The decisions taken immediately affected retention. Children found it more comfortable to explore the virtual world than the real one through the lens of a smartphone or tablet. Plus, moving away from AR removed the problem of content scaling.
The current version of Magic Kids
At the same time, we did not completely exclude AR from the game. They just reduced the presence of such mechanics to a minimum (now only a couple of mini-game mechanics use this technology in the project).

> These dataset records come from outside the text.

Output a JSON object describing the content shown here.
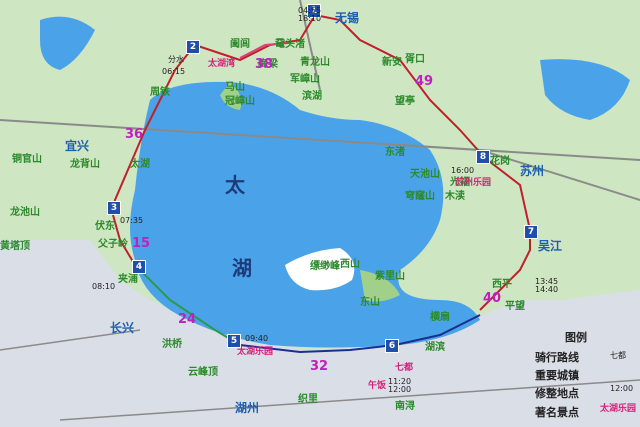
{
  "lake": {
    "chars": [
      "太",
      "湖"
    ]
  },
  "cities": [
    {
      "name": "无锡",
      "cls": "place-big"
    },
    {
      "name": "苏州",
      "cls": "place-big"
    },
    {
      "name": "湖州",
      "cls": "place-big"
    },
    {
      "name": "长兴",
      "cls": "place-big"
    },
    {
      "name": "宜兴",
      "cls": "place-big"
    },
    {
      "name": "吴江",
      "cls": "place-big"
    }
  ],
  "places": [
    "胥口",
    "周铁",
    "马山",
    "冠嶂山",
    "滨湖",
    "新安",
    "望亭",
    "东渚",
    "木渎",
    "天池山",
    "穹窿山",
    "光福",
    "东山",
    "西山",
    "缥缈峰",
    "横扇",
    "湖滨",
    "南浔",
    "织里",
    "太湖",
    "夹浦",
    "父子岭",
    "伏东",
    "龙池山",
    "龙背山",
    "铜官山",
    "黄塔顶",
    "阖闾",
    "鼋头渚",
    "青龙山",
    "军嶂山",
    "梅梁",
    "洪桥",
    "云峰顶",
    "西平",
    "紫里山",
    "花岗",
    "平望"
  ],
  "distances": [
    "36",
    "38",
    "49",
    "24",
    "32",
    "40",
    "15"
  ],
  "checkpoints": [
    {
      "num": "1",
      "time": "04:55\n18:10"
    },
    {
      "num": "2",
      "time": "06:15"
    },
    {
      "name": "分水",
      "time": ""
    },
    {
      "num": "3",
      "time": "07:35"
    },
    {
      "num": "4",
      "time": "08:10"
    },
    {
      "num": "5",
      "time": "09:40"
    },
    {
      "num": "6",
      "time": "11:20\n12:00"
    },
    {
      "num": "7",
      "time": "13:45\n14:40"
    },
    {
      "num": "8",
      "time": "16:00"
    }
  ],
  "pois": [
    "太湖湾",
    "太湖乐园",
    "苏州乐园",
    "七都",
    "午饭"
  ],
  "legend": {
    "title": "图例",
    "rows": [
      "骑行路线",
      "重要城镇",
      "修整地点",
      "著名景点"
    ],
    "sample_town": "七都",
    "sample_time": "12:00",
    "sample_poi": "太湖乐园"
  },
  "colors": {
    "water": "#4aa3e8",
    "land": "#cfe6c2",
    "route_red": "#c0202a",
    "route_blue": "#1a2f8f",
    "route_green": "#2c9a4a",
    "road": "#8a8a8a"
  }
}
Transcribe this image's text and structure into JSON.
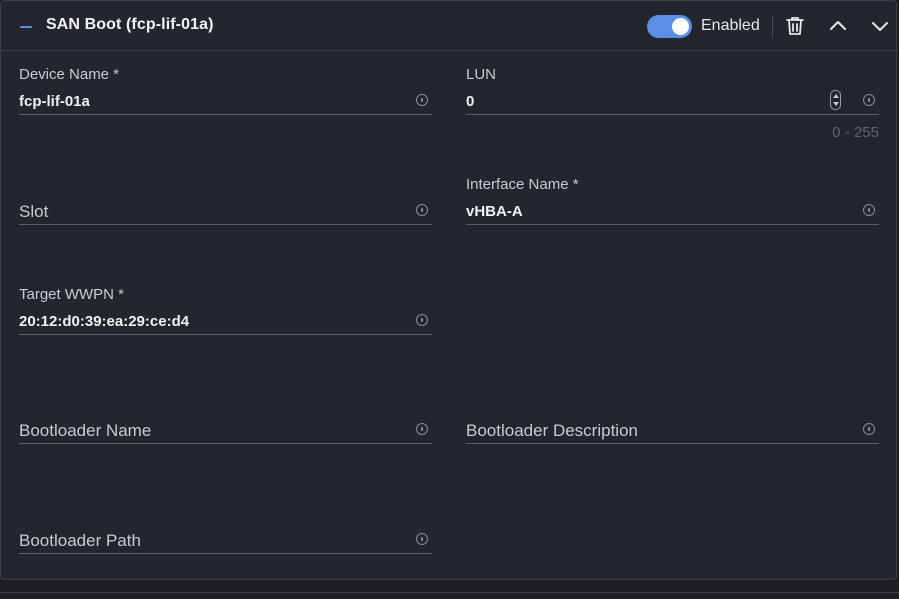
{
  "header": {
    "title": "SAN Boot (fcp-lif-01a)",
    "toggle_label": "Enabled",
    "toggle_on": true,
    "icons": [
      "collapse-icon",
      "trash-icon",
      "chevron-up-icon",
      "chevron-down-icon"
    ]
  },
  "fields": {
    "device_name": {
      "label": "Device Name *",
      "value": "fcp-lif-01a"
    },
    "lun": {
      "label": "LUN",
      "value": "0",
      "range_hint": "0 - 255"
    },
    "slot": {
      "placeholder": "Slot"
    },
    "interface_name": {
      "label": "Interface Name *",
      "value": "vHBA-A"
    },
    "target_wwpn": {
      "label": "Target WWPN *",
      "value": "20:12:d0:39:ea:29:ce:d4"
    },
    "bootloader_name": {
      "placeholder": "Bootloader Name"
    },
    "bootloader_description": {
      "placeholder": "Bootloader Description"
    },
    "bootloader_path": {
      "placeholder": "Bootloader Path"
    }
  },
  "colors": {
    "accent": "#5b8ee6",
    "panel_bg": "#23262c",
    "border": "#3a3e46"
  }
}
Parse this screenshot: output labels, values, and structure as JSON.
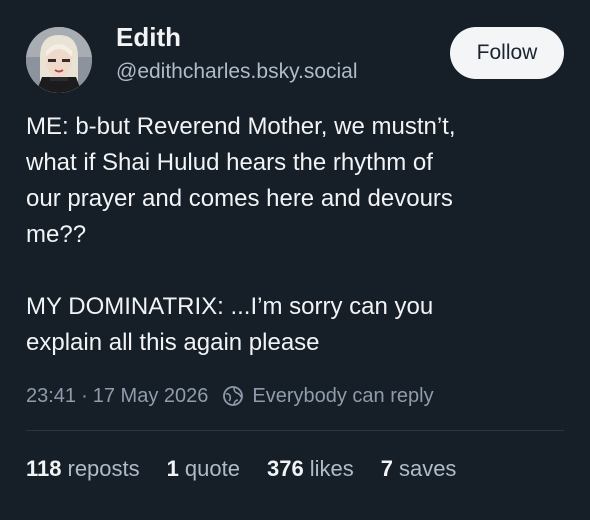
{
  "author": {
    "display_name": "Edith",
    "handle": "@edithcharles.bsky.social"
  },
  "follow_label": "Follow",
  "post": {
    "paragraphs": [
      "ME: b-but Reverend Mother, we mustn’t,\nwhat if Shai Hulud hears the rhythm of\nour prayer and comes here and devours\nme??",
      "MY DOMINATRIX: ...I’m sorry can you\nexplain all this again please"
    ]
  },
  "meta": {
    "time": "23:41",
    "separator": "·",
    "date": "17 May 2026",
    "reply_setting": "Everybody can reply"
  },
  "stats": {
    "reposts": {
      "count": "118",
      "label": "reposts"
    },
    "quotes": {
      "count": "1",
      "label": "quote"
    },
    "likes": {
      "count": "376",
      "label": "likes"
    },
    "saves": {
      "count": "7",
      "label": "saves"
    }
  },
  "icons": {
    "reply_setting_icon": "everybody-can-reply-icon"
  },
  "colors": {
    "background": "#161e27",
    "text": "#f1f3f5",
    "muted": "#8f9cab",
    "follow_button": "#f4f5f7"
  }
}
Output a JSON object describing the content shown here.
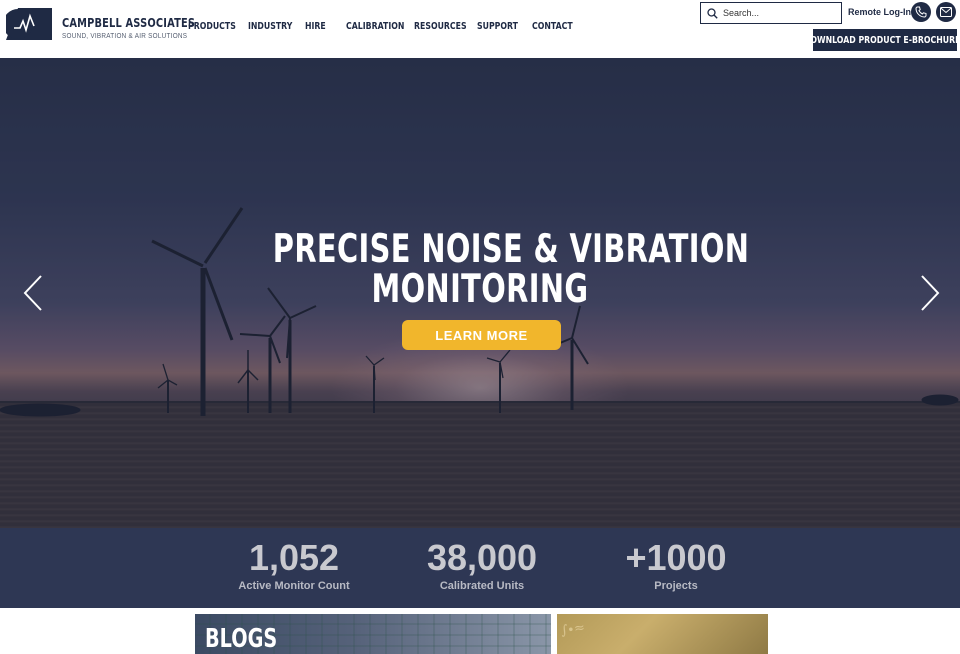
{
  "brand": {
    "name": "CAMPBELL ASSOCIATES",
    "tagline": "SOUND, VIBRATION & AIR SOLUTIONS",
    "logo_icon": "waveform-triangle-logo",
    "color": "#1f2a44"
  },
  "nav": {
    "items": [
      {
        "label": "PRODUCTS"
      },
      {
        "label": "INDUSTRY"
      },
      {
        "label": "HIRE"
      },
      {
        "label": "CALIBRATION"
      },
      {
        "label": "RESOURCES"
      },
      {
        "label": "SUPPORT"
      },
      {
        "label": "CONTACT"
      }
    ]
  },
  "search": {
    "placeholder": "Search...",
    "icon": "search-icon"
  },
  "header_actions": {
    "remote_login": "Remote Log-In",
    "phone_icon": "phone-icon",
    "email_icon": "mail-icon",
    "download_label": "DOWNLOAD PRODUCT E-BROCHURES"
  },
  "hero": {
    "title_line1": "PRECISE NOISE & VIBRATION",
    "title_line2": "MONITORING",
    "cta_label": "LEARN MORE",
    "cta_color": "#f1b62c",
    "prev_icon": "chevron-left-icon",
    "next_icon": "chevron-right-icon"
  },
  "stats": [
    {
      "value": "1,052",
      "label": "Active Monitor Count"
    },
    {
      "value": "38,000",
      "label": "Calibrated Units"
    },
    {
      "value": "+1000",
      "label": "Projects"
    }
  ],
  "cards": {
    "blogs_label": "BLOGS"
  }
}
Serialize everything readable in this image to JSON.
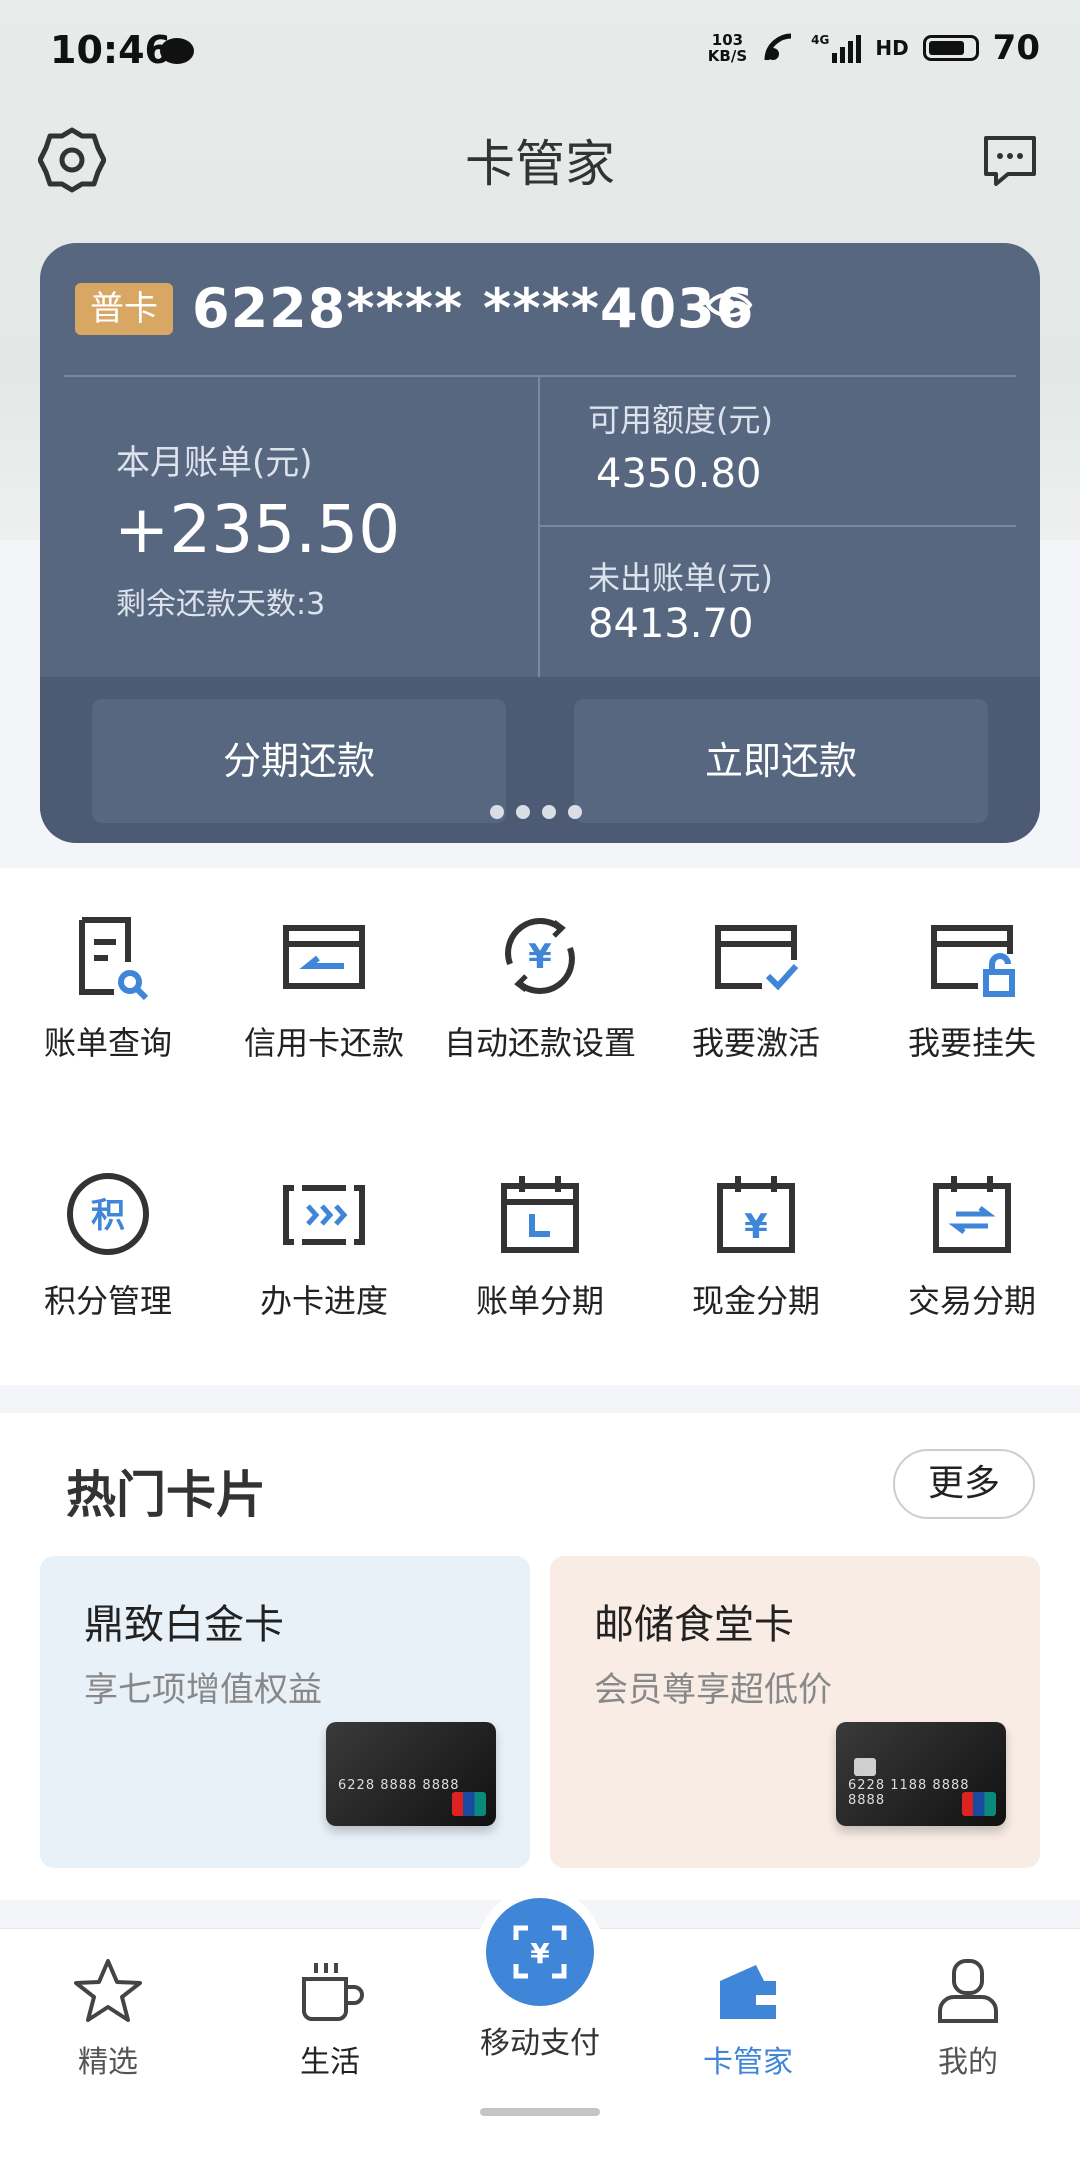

Now we are continuing to develop this version. However, there is an understanding that for success we need to continue working on retention, and for this the project must become much larger and more complex. Let’s talk about this now.
Platform and multiplayer
We believe that the introduction of UGC tools and multiplayer will help us significantly increase retention (and concentration of attention). Here you can draw analogies with Roblox or Minecraft, but here it is important to understand two points:
- our audience is younger (for these games — from 9 years, for us — 4-8 years);
- we have an educational game, accordingly, children cannot prepare such content for each other.
Therefore, we have no plans to create a market with games, and we are not ready to work on a construction mode for kids who have just got acquainted with working in three-dimensional space.
Magic Kids multiplayer Prototype
We consider UGC exclusively as a platform tool.
We want to open the platform to third-party teachers and developers so that they can create game lessons based on the available mechanics and content on our platform and post them as homework for their students (lessons, in turn, will be available to each user).
As for multiplayer, everything is simpler and more traditional here. No matter how many mechanics and new content there are, it is always more interesting for a child to interact with the same as him, run somewhere, take part in in-game competitions.
Magic Kids multiplayer Prototype
Investment
Now we are looking for investments just for the creation of a platform and the development of multiplayer. The funds will be used both for the development of MVP, and for its testing and further implementation. We plan to raise about $1 million in the pre-sowing round.
Up to now, we have participated in the Starta acceleration program in New York, there were angel investments, but mostly the development was for profit coming from Magic Quick orders.